8vo., Edinburgh, 1856.

proceedings

proceedings were of considerable importance. He appears to have been a man of large sympathies, of a fearless and independent character, and an acute observer. Those who imagine, . because Boswell has so much to say about Johnson, that the two passed a great portion of their lives together, have assumed, from the incidents which they find recorded under the title of Autobiography of Dr. Alexander Carlyle,' that his whole life was passed amidst such scenes as he describes. But in this they forget the very end and purpose of the book, as well as the author's own title, which his editor has somewhat arbitrarily discarded. 'Having observed,' says Dr. Carlyle, in the very first sentence of his book, 'how carelessly, and consequently how falsely, history is written, I have long resolved to note down certain facts within my own knowledge, under the title of Anecdotes and Characters of the Times, that may be subservient to a future historian, if not to embellish his page, yet to keep him within the bounds of truth and certainty.' 'Dr. Carlyle left his work incomplete, the pen having,' says Mr. Burton, 'literally dropped from the dying author's hand.' It is exceedingly unfair to conclude that he could not have been a worthy parish clergyman because in this fragment he has not obtruded parish matters upon his readers, but has confined himself to recording those episodes which were very far from constituting the daily routine of his life. He was distinguished for his eloquence in the pulpit, and his standard of clerical character and duty was lofty and pure. Amidst all the controversies in which he was engaged, his personal and pastoral conduct were never for a moment reflected upon. More than this, though plainly not a faultless man, he was respected and esteemed, to his dying day, by many of those who themselves possessed the highest titles to respect.

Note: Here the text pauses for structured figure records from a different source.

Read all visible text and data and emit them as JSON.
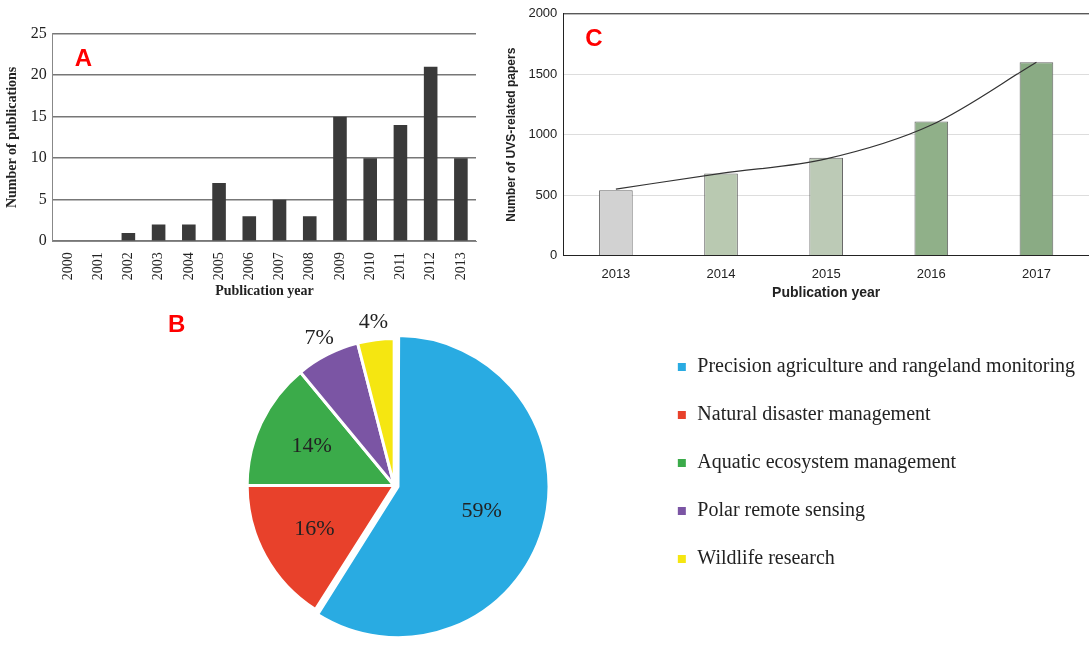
{
  "chart_data": [
    {
      "type": "bar",
      "annotations": [
        "A"
      ],
      "xlabel": "Publication year",
      "ylabel": "Number of publications",
      "categories": [
        "2000",
        "2001",
        "2002",
        "2003",
        "2004",
        "2005",
        "2006",
        "2007",
        "2008",
        "2009",
        "2010",
        "2011",
        "2012",
        "2013"
      ],
      "series": [
        {
          "color": "#3a3a3a",
          "values": [
            0,
            0,
            1,
            2,
            2,
            7,
            3,
            5,
            3,
            15,
            10,
            14,
            21,
            10
          ]
        }
      ],
      "ylim": [
        0,
        25
      ],
      "yticks": [
        0,
        5,
        10,
        15,
        20,
        25
      ],
      "grid": "y",
      "legend": false
    },
    {
      "type": "bar",
      "annotations": [
        "C"
      ],
      "xlabel": "Publication year",
      "ylabel": "Number of UVS-related papers",
      "categories": [
        "2013",
        "2014",
        "2015",
        "2016",
        "2017"
      ],
      "series": [
        {
          "type": "bar",
          "colors": [
            "#d2d2d2",
            "#b9c9b1",
            "#bccab6",
            "#90b089",
            "#8aab84"
          ],
          "values": [
            540,
            680,
            810,
            1110,
            1600
          ]
        },
        {
          "type": "line",
          "color": "#333333",
          "values": [
            550,
            680,
            800,
            1080,
            1600
          ]
        }
      ],
      "ylim": [
        0,
        2000
      ],
      "yticks": [
        0,
        500,
        1000,
        1500,
        2000
      ],
      "grid": "y",
      "legend": false
    },
    {
      "type": "pie",
      "annotations": [
        "B"
      ],
      "categories": [
        "Precision agriculture and rangeland monitoring",
        "Natural disaster management",
        "Aquatic ecosystem management",
        "Polar remote sensing",
        "Wildlife research"
      ],
      "values": [
        59,
        16,
        14,
        7,
        4
      ],
      "colors": [
        "#29abe2",
        "#e8412b",
        "#3bab4a",
        "#7b55a4",
        "#f5e611"
      ],
      "value_labels": [
        "59%",
        "16%",
        "14%",
        "7%",
        "4%"
      ],
      "legend": "right"
    }
  ]
}
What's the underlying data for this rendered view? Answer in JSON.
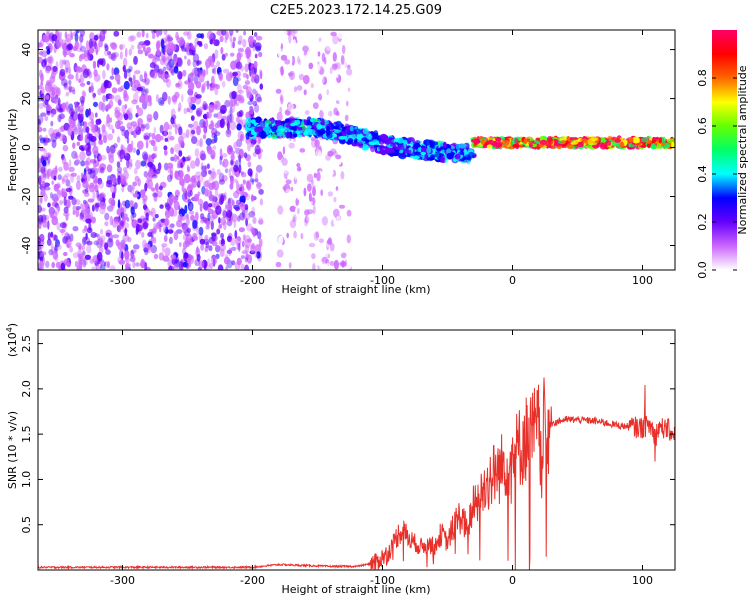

Dr. Somerville, on the other hand [born 1741, died 1830], was of a retiring and quiet disposition, and his Memoirs of my own Life and Times' refer more distinctly to the hallowed duties in which his mind and affections were engaged; but his pen obtained for him a creditable place in historical literature, and it was his lot to be familiarly acquainted with many of the most eminent of his countrymen, from Sir Gilbert Elliot, one of the acutest intellects of the last century, down to Sir Walter Scott. He was the father of the late Dr. William Somerville, an eminent public servant, who will long be remembered for the extent and variety of his attainments and for his kind

* See a Sermon preached by him in 1767; printed in the second volume of 'The Scotch Preacher; a Collection of Sermons by some of the most eminent Ministers of the Church of Scotland:' 4 vols. 12mo., 2nd ed., Edinburgh, 1789.